Free Press President Craig Aaron called Alvaro a “brilliant thinker and accomplished advocate on privacy and technology issues” who will “ensure that the impacts and needs of immigrants and communities of color are a priority… The Senate should move as quickly as possible to confirm him and ensure that the FTC can work at full strength to advance its work, which has never been more important.”

Update at 4:30 pm ET: Biden made the nomination official in an announcement today.
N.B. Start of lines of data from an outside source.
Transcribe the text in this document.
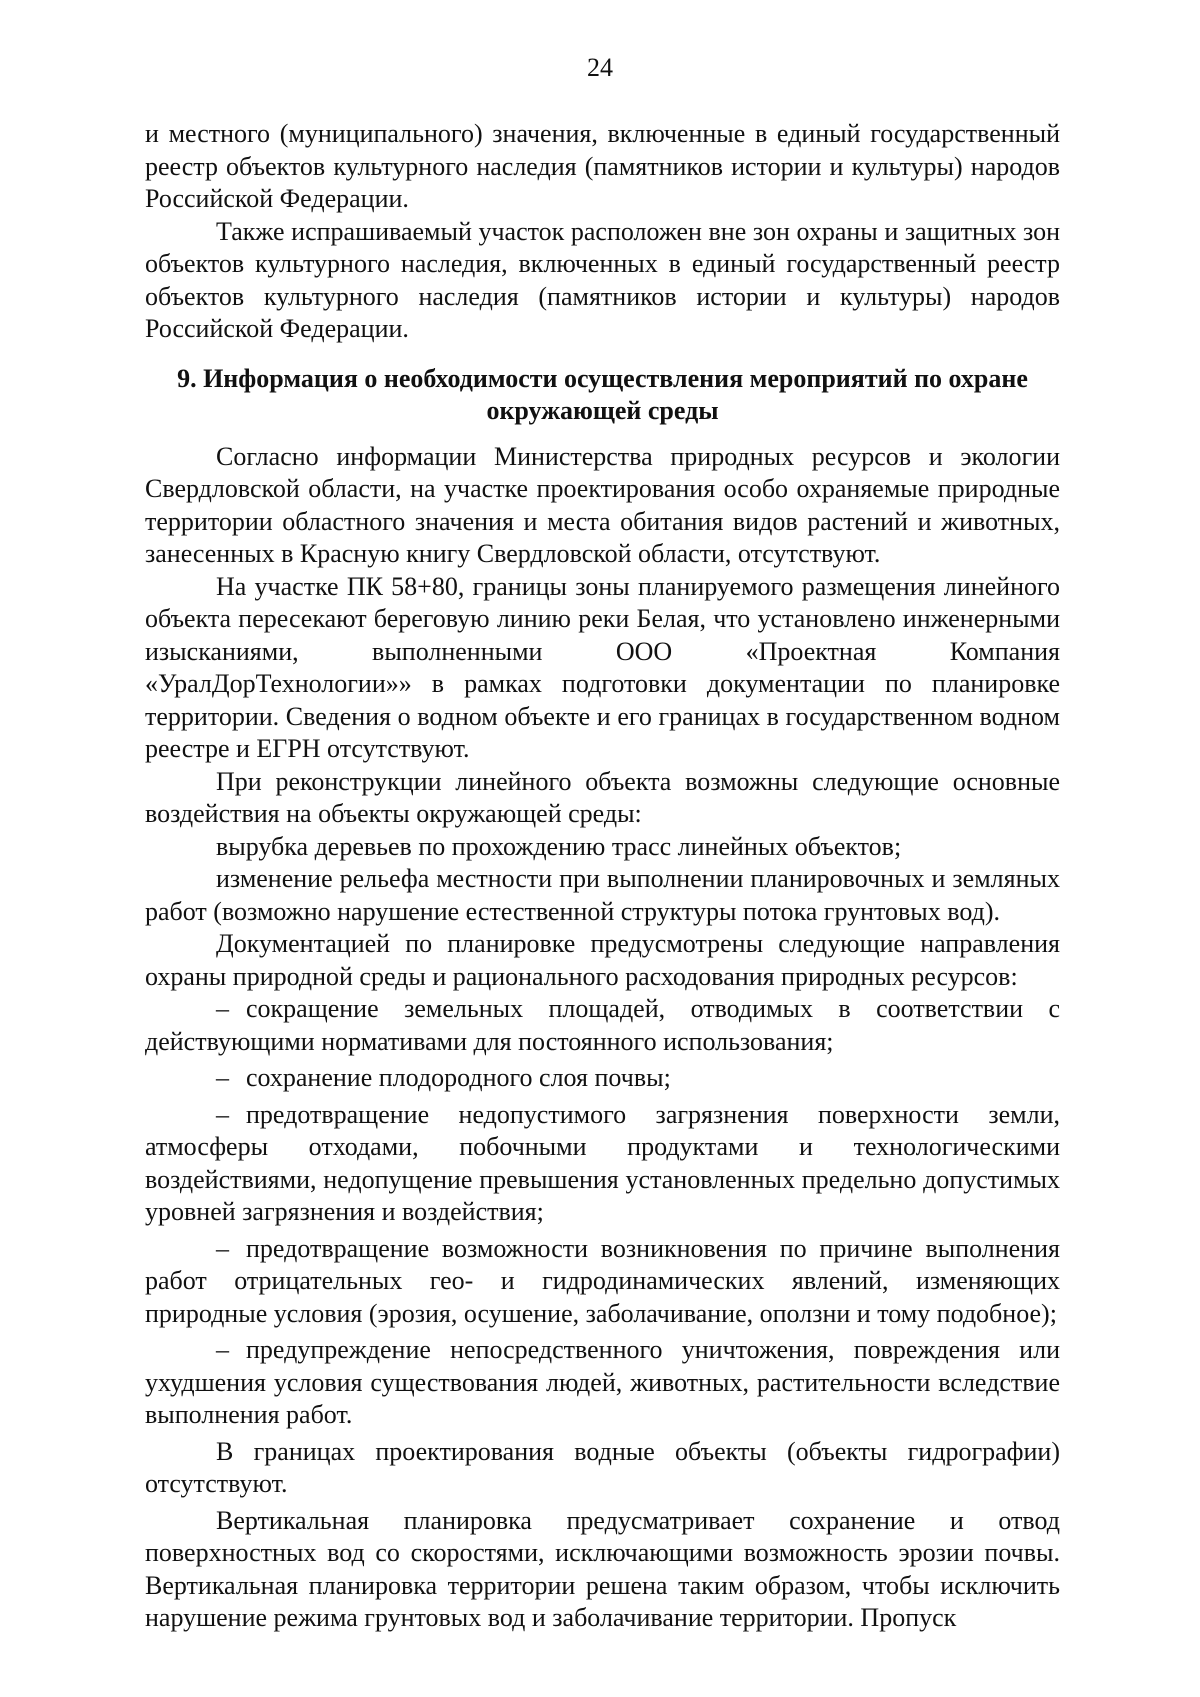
24

и местного (муниципального) значения, включенные в единый государственный реестр объектов культурного наследия (памятников истории и культуры) народов Российской Федерации.

Также испрашиваемый участок расположен вне зон охраны и защитных зон объектов культурного наследия, включенных в единый государственный реестр объектов культурного наследия (памятников истории и культуры) народов Российской Федерации.

9. Информация о необходимости осуществления мероприятий по охране окружающей среды

Согласно информации Министерства природных ресурсов и экологии Свердловской области, на участке проектирования особо охраняемые природные территории областного значения и места обитания видов растений и животных, занесенных в Красную книгу Свердловской области, отсутствуют.

На участке ПК 58+80, границы зоны планируемого размещения линейного объекта пересекают береговую линию реки Белая, что установлено инженерными изысканиями, выполненными ООО «Проектная Компания «УралДорТехнологии»» в рамках подготовки документации по планировке территории. Сведения о водном объекте и его границах в государственном водном реестре и ЕГРН отсутствуют.

При реконструкции линейного объекта возможны следующие основные воздействия на объекты окружающей среды:

вырубка деревьев по прохождению трасс линейных объектов;

изменение рельефа местности при выполнении планировочных и земляных работ (возможно нарушение естественной структуры потока грунтовых вод).

Документацией по планировке предусмотрены следующие направления охраны природной среды и рационального расходования природных ресурсов:

– сокращение земельных площадей, отводимых в соответствии с действующими нормативами для постоянного использования;

– сохранение плодородного слоя почвы;

– предотвращение недопустимого загрязнения поверхности земли, атмосферы отходами, побочными продуктами и технологическими воздействиями, недопущение превышения установленных предельно допустимых уровней загрязнения и воздействия;

– предотвращение возможности возникновения по причине выполнения работ отрицательных гео- и гидродинамических явлений, изменяющих природные условия (эрозия, осушение, заболачивание, оползни и тому подобное);

– предупреждение непосредственного уничтожения, повреждения или ухудшения условия существования людей, животных, растительности вследствие выполнения работ.

В границах проектирования водные объекты (объекты гидрографии) отсутствуют.

Вертикальная планировка предусматривает сохранение и отвод поверхностных вод со скоростями, исключающими возможность эрозии почвы. Вертикальная планировка территории решена таким образом, чтобы исключить нарушение режима грунтовых вод и заболачивание территории. Пропуск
Khan issued a statement on the nomination, saying that “Alvaro’s expertise on surveillance and data security and his longstanding commitment to public service would be enormously valuable to the commission as we work to meet this moment of tremendous need and opportunity.”

Privacy as a civil right

In a 2020 New Mexico Law Review paper titled “Privacy as Civil Right,” Bedoya wrote that “across American history, the burdens of government surveillance have fallen overwhelmingly on the shoulders of immigrants, heretics, people of color, the poor, and anyone else considered ‘other.'” Modern examples include “racial bias in face recognition technology” and a scuttled plan by Immigration and Customs Enforcement (ICE) “to automatically and continuously scan immigrants’ social media—their Facebook, Twitter, and Instagram posts—and flag a minimum… of 10,000 of them per year for deportation investigations,” he wrote. (The 2017 plan was dropped after protest by civil rights and privacy organizations, Bedoya’s paper noted.)

Bedoya argued for more transparency into how technology is used for surveillance.

“Right this second, you can go online and find out how many times federal judges here in New Mexico ordered a wiretap, what crimes were involved, how long those wiretaps ran, how many arrests were made, and how many people were convicted. Wiretaps have been around for ages. Why can’t we do this for any surveillance technology invented in the 21st century?” Bedoya wrote.